Being gracious in defeat but scathing in self-examination is a Misbah-ul-Haq speciality and he was on top form with it again today. The Pakistan captain was sincere in congratulating an opposition who outplayed his own team and stern in his assessment of a group, specifically a batting unit, who did not play well enough together. 

"Our batting was the culprit on a pitch which was good for batting," he said. "In both innings we couldn't cross 250. We only crossed 300 once in the four innings on this tour. How can you win a Test match without scoring 300 runs?" 

Pakistan were bowled out for 230 and 239 in this match and 249 in the first innings of the previous Test, in which they also piled on 419. But it was the inability to chase on a surface Misbah deemed "at its best" on the final two days which irked him most. 

The demons in the mind far outweighed the almost non-existent demons in the surface, which was feared underprepared because the groundstaff only had two-and-a-half days to get it ready, but actually provided a good contest between bat and ball. "It's all about the pressure," Misbah said. 

"There was nothing wrong with the pitch. We were playing shots and drives which were not there for the first three days because the ball was stopping. So it was all in the mind of the batsman. Chasing in the fourth innings, the pressure makes you make mistakes and panic. That's what happened." 

More than careless strokeplay, Pakistan's batsmen succumbed to frustration against an attack that kept them quiet and tired them with consistency. "They had a set plan in bowling and asked questions of the batsmen which we could not answer," Misbah said. "To do well against bowlers who are good in their own conditions you need experience, patience, technique and a lot of hard work." 

With Younis Khan and Misbah leading the run-charts, the value of old hands is obvious but it also brings to the fore the problems Pakistan's young crop are having.

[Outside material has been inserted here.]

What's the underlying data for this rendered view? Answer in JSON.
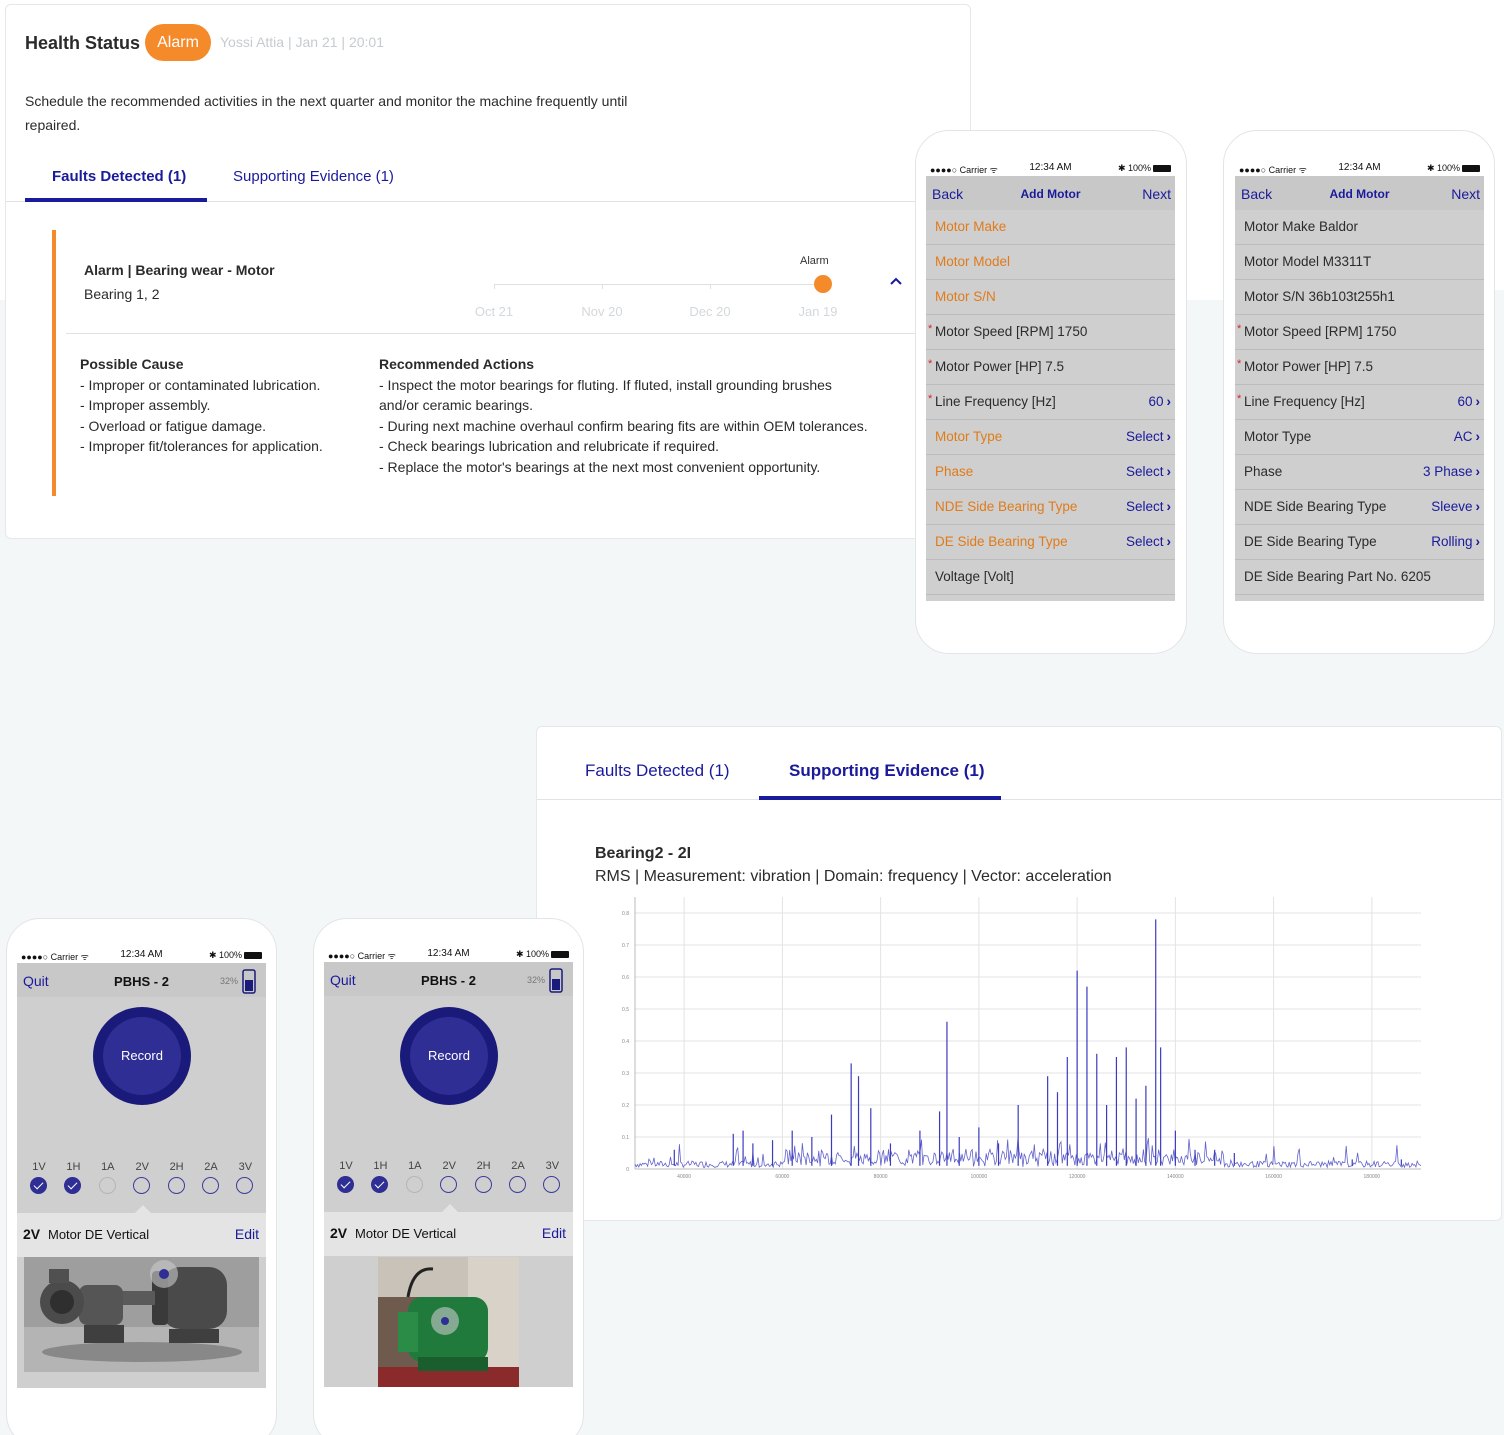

Azhar Ali showed good temperament in the first Test and Khurram Manzoor was promising with his two half-centuries but Asad Shafiq and Adnan Akmal battled, particularly Shafiq against bounce and movement. 

Concerns over the next generation are well-founded and shared by Misbah, who insists they will only learn through experience. "These youngsters were really performing well in pressure series against Sri Lanka and England, but at the moment, they are struggling," he admitted. "Zimbabwe really exploited our inexperience. This morning, we were positive right from the start and decided wherever we can attack them, we'll do it. That's how we approached it but nobody could stand." 

One of the players who put up the least resistance was Mohammad Hafeez, who much earlier in the innings had been dismissed cheaply and scored only 59 runs from four innings. Misbah conceded there was a worry over his performances in the longer format but he was not certain it would lead to changes. "It's a big concern because he was in good form in the ODIs and he did not contribute in Tests," he said. "It's not my decision, it's a board decision so let's see." 

Perhaps the only thing he was pleased about was his own leadership which was, once again, formed by example. But Misbah said his undefeated 79 gave him little joy. "It matters when your team performs. If your team is losing, you really hurt as a captain. You don't want to lose or tie these sort of series. You win matches as a team, you can't win matches as individuals. You really need to stand up as a team."

By "these sort of series", Misbah was referring to the opposition who he said "won most of the sessions" but who Pakistan were expected to beat. Their inability to do so has seen them slip from fourth to sixth on the Test rankings and are certain to cop even more criticism from their fans. 

Misbah resigned to that and said when the fault-finding begins, he will be ready to hear it. "Actually, we'll have those guys for some solutions," he said. "It's easy to say things but not that easy to find solutions." Judging by the numbers already being proposed, Misbah may find himself with a lot to consider before Pakistan host South Africa next month in the UAE.